ISLAMABAD, Pakistan (AP) -- The founder of Pakistan's nuclear program took full responsibility today for spreading weapons secrets to Iran, Libya and North Korea, and asked President Gen. Pervez Musharraf for forgiveness, the government said.
Abdul Qadeer Khan's apology, announced on national television, came after meetings in recent days with senior officials and signaled that the government would not prosecute him for his wrongdoing, intelligence sources told The Associated Press.
Khan told state-run PTV he had requested today's meeting with Musharraf at the president's office in Rawalpindi, a city near the capital, Islamabad.
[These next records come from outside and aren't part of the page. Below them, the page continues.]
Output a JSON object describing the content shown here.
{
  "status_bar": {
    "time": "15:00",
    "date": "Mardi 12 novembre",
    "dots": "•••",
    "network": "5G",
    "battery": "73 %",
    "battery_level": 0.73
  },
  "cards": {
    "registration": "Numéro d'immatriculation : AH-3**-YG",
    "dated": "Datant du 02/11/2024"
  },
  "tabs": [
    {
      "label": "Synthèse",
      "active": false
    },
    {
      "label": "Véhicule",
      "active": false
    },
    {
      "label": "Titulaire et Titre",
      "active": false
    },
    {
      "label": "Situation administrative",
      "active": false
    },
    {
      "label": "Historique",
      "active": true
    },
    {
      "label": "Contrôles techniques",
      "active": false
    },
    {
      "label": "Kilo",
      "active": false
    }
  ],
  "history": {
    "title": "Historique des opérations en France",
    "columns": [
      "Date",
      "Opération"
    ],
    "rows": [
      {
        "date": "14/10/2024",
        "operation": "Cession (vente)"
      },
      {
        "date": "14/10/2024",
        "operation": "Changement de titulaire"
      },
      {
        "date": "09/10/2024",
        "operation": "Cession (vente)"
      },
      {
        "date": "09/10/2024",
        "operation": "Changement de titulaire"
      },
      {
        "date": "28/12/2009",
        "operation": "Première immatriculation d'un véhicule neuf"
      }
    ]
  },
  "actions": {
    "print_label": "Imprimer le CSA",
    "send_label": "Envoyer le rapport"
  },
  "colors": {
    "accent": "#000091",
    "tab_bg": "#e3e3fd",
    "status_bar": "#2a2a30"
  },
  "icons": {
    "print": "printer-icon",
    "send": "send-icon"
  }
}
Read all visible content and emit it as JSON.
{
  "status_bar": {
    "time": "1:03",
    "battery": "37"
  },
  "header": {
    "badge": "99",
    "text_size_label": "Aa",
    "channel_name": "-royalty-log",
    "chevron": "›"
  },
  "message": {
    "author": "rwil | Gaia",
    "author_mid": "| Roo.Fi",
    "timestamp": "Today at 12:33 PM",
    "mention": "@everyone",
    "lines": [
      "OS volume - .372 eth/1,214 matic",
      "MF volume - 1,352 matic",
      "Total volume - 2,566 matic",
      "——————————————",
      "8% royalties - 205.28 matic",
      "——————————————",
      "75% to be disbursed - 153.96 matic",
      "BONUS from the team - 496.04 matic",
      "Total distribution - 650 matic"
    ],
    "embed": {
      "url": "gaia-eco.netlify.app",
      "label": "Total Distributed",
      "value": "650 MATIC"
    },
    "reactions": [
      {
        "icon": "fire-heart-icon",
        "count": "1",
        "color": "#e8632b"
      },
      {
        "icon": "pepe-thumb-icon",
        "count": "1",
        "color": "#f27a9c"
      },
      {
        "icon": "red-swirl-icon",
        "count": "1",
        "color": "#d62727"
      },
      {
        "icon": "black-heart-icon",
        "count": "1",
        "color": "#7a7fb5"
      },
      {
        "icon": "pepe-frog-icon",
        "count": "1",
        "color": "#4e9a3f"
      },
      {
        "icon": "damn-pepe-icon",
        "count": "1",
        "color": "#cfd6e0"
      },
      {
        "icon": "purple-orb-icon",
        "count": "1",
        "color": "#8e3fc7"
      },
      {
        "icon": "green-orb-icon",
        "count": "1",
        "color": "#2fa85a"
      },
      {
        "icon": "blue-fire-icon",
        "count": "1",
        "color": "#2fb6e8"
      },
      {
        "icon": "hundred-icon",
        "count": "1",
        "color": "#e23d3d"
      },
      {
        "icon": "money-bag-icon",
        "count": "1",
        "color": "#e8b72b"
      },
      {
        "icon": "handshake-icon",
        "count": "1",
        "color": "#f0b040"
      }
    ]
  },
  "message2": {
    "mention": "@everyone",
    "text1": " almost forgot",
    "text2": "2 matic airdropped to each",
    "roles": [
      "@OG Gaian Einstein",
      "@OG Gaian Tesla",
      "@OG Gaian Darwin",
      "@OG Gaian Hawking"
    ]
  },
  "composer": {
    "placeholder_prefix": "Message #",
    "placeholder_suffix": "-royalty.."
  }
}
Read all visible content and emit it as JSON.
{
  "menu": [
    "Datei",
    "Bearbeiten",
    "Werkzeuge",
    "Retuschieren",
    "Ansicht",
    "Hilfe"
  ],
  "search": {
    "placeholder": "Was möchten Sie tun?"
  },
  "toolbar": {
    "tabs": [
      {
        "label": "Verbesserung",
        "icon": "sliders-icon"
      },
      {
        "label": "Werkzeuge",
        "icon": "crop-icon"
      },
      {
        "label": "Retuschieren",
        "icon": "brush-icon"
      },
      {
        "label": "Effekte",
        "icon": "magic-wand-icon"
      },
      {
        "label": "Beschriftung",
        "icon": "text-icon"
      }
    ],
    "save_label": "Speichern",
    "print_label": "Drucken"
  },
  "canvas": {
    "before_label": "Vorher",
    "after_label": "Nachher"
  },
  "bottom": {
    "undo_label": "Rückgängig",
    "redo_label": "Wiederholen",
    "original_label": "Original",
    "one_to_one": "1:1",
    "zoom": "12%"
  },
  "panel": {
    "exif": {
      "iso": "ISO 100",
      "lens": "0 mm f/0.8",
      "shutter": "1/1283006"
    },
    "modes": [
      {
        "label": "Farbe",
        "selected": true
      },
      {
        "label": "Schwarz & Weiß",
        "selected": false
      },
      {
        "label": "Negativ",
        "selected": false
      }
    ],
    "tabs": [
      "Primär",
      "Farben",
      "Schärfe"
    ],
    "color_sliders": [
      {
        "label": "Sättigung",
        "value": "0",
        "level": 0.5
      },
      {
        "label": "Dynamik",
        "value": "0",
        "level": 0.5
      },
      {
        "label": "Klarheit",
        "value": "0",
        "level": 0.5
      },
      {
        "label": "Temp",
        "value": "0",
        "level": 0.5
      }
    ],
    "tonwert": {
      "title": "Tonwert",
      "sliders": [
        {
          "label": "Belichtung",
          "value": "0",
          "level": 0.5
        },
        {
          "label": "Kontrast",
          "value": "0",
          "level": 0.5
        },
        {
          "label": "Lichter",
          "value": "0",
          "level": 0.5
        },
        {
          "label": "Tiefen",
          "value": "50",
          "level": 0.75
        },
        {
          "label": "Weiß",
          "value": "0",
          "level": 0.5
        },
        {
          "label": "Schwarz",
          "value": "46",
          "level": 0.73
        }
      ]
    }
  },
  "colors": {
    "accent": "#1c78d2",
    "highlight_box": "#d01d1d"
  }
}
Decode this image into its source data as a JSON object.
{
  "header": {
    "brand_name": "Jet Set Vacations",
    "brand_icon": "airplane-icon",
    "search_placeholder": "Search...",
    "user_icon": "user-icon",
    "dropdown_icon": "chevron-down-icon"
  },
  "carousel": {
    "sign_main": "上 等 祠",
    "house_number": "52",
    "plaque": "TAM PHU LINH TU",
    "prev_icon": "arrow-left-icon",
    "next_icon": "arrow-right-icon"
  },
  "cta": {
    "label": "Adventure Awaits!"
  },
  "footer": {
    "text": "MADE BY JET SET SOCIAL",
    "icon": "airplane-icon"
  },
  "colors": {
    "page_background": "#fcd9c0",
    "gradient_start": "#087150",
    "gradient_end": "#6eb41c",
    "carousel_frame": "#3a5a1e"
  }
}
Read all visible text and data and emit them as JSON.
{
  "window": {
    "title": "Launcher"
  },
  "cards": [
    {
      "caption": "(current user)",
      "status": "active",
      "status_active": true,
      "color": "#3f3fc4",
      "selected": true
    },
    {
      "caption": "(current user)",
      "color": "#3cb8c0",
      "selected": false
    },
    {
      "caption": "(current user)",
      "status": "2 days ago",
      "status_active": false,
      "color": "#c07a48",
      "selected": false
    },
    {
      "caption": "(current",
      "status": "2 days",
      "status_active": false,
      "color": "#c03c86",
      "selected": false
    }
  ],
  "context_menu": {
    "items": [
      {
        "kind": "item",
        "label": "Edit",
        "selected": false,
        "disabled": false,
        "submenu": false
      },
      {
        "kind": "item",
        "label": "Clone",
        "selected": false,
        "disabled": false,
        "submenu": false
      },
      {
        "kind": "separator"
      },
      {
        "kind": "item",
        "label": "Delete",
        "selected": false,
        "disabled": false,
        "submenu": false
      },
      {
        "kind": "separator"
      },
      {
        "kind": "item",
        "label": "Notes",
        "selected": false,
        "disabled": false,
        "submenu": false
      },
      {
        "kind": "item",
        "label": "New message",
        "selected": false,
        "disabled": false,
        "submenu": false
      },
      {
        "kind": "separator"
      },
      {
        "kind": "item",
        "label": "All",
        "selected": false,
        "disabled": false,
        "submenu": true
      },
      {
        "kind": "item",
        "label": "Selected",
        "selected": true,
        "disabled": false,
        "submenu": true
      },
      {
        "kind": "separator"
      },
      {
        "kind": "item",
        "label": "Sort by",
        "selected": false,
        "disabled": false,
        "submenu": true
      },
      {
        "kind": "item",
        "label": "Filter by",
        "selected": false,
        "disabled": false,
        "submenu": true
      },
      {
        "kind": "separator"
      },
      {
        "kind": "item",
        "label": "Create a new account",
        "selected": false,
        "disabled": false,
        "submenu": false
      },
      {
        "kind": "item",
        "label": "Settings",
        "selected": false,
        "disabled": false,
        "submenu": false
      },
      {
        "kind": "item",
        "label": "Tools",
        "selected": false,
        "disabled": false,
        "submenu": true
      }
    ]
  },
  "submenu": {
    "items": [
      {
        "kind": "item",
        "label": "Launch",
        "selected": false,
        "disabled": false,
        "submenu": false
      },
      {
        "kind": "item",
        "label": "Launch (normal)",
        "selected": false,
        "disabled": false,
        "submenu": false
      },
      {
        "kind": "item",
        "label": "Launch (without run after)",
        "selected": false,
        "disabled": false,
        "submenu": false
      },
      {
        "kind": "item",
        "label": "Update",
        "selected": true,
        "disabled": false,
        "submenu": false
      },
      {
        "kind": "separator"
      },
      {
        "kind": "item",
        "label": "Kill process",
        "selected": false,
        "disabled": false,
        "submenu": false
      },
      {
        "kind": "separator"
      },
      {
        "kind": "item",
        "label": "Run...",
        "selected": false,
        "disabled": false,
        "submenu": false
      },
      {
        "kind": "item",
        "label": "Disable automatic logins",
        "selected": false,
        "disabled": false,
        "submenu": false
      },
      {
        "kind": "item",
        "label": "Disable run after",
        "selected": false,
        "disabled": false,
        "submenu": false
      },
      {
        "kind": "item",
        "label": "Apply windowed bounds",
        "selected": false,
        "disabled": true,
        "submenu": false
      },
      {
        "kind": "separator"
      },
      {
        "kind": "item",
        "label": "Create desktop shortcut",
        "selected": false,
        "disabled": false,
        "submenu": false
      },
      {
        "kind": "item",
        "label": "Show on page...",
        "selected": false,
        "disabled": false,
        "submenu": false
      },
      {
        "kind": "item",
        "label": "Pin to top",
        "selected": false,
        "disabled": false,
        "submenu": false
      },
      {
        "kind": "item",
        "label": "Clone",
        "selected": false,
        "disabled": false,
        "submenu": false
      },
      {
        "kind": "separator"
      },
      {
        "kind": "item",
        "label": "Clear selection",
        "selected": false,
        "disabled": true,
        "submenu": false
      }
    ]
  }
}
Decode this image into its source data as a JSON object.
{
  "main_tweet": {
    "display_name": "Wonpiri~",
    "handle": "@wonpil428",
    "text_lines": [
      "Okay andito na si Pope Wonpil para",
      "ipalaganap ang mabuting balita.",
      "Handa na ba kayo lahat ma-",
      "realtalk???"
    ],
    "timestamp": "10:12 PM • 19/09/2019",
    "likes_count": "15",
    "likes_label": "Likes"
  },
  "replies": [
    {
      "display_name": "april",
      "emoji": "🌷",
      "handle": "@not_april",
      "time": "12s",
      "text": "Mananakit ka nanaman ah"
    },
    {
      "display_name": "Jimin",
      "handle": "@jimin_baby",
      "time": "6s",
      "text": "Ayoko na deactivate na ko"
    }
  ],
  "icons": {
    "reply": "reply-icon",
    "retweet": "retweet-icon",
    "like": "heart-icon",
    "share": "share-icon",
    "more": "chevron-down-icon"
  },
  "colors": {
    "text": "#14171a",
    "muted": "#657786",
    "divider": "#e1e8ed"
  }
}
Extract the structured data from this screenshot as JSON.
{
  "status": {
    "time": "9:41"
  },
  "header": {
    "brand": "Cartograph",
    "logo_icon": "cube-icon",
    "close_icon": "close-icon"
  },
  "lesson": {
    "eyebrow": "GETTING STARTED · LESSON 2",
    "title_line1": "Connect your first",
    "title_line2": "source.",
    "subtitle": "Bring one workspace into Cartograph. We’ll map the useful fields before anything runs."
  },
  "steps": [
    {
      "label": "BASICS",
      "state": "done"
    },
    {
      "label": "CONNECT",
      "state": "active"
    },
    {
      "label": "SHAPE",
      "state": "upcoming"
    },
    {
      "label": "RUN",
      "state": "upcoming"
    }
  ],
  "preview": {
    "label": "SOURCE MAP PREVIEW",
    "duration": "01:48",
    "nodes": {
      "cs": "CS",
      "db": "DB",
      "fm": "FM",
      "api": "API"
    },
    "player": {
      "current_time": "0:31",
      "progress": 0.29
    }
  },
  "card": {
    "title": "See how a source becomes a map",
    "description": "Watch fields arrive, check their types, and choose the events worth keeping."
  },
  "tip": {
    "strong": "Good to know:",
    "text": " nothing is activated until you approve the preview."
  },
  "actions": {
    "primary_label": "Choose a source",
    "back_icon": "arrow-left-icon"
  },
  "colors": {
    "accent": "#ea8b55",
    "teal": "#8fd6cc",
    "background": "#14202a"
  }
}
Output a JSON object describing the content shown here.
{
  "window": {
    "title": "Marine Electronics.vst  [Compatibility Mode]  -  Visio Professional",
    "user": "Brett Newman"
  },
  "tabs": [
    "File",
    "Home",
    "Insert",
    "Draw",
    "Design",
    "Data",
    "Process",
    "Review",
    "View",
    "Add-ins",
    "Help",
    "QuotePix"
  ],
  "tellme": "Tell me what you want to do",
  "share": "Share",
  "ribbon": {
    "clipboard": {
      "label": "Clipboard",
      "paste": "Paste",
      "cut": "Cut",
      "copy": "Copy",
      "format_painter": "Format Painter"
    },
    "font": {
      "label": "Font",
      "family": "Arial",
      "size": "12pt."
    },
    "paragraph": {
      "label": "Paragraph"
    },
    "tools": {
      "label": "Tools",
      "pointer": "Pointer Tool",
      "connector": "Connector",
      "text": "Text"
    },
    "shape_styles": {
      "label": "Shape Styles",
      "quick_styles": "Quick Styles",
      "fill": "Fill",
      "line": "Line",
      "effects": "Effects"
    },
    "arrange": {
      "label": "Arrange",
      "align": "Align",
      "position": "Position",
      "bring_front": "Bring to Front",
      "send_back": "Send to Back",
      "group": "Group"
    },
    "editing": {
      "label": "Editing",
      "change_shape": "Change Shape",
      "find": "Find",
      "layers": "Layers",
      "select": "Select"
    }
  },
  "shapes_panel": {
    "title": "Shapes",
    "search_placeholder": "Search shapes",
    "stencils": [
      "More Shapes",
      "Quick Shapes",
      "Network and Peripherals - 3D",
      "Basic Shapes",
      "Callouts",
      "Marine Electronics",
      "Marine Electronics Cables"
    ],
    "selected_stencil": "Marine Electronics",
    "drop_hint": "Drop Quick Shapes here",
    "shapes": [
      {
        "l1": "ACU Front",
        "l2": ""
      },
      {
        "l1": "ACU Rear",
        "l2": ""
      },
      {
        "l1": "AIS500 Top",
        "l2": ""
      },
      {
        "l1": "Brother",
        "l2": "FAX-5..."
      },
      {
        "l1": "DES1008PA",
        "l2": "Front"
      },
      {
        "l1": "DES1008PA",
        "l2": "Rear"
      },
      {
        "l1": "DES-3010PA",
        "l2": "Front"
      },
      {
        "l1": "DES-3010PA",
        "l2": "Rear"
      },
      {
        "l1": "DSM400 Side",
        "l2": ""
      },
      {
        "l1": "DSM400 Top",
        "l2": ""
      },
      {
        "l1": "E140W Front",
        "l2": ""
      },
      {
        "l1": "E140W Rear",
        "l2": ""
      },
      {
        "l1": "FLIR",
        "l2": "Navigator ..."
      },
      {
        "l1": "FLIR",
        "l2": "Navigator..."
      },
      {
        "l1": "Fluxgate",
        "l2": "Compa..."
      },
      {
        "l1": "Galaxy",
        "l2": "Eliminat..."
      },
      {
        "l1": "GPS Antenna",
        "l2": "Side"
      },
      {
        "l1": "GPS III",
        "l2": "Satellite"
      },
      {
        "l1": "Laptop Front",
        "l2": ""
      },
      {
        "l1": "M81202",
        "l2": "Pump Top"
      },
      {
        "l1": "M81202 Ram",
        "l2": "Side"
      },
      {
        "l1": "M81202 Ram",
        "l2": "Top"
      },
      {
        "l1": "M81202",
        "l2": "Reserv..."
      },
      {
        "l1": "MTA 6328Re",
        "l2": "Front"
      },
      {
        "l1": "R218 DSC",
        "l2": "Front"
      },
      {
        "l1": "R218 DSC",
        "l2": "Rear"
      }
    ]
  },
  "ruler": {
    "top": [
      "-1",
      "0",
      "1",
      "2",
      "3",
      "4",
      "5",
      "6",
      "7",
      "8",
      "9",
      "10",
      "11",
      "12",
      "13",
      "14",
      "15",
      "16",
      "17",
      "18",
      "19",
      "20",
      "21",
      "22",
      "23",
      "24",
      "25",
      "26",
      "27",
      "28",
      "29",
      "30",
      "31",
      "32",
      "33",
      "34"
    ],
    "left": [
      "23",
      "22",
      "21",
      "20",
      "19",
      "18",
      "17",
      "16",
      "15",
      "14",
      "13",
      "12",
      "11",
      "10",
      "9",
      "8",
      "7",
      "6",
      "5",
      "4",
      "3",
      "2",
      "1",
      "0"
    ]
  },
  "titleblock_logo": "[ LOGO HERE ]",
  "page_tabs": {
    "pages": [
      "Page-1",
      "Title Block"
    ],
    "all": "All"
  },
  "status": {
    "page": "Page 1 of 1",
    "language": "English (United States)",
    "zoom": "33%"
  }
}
Khan "accepts full responsibility for all the proliferation activities which were conducted by him during the period in which he was at the helm of affairs at Khan Research Laboratories," a government statement said. Khan founded the lab in the 1970s and headed it until retiring in 2001.
Plea for mercy
Khan requested that he be forgiven in a "mercy petition" to Musharraf, considering the services he had rendered to Pakistan's national security, the government said. The president told him the "entire nation had been severely traumatized" by the revelations of proliferation, according to the statement.
The president summoned a meeting for later today of the National Command Authority that controls Pakistan's nuclear assets, which was expected to decide on Khan's plea for mercy.
In a brief interview, Khan told PTV that Musharraf had been "extremely kind and understanding."
"We discussed this ongoing affair, the international campaign against Pakistan about nuclear matters," Khan said. "I explained ... the background on what was happening and what had happened, and he appreciated the frankness with which I gave him the details."
It was the first public statement by Khan since the investigation into the proliferation allegations began more than two months ago, but in the comments shown on PTV, Khan didn't make any admissions or apologies.
Television footage of the meeting showed a stony-faced Musharraf, wearing a camouflage jacket, speaking to a contrite-looking Khan.
Khan was sacked as a government adviser Saturday, and officials say he has confessed in a written statement to selling nuclear technology.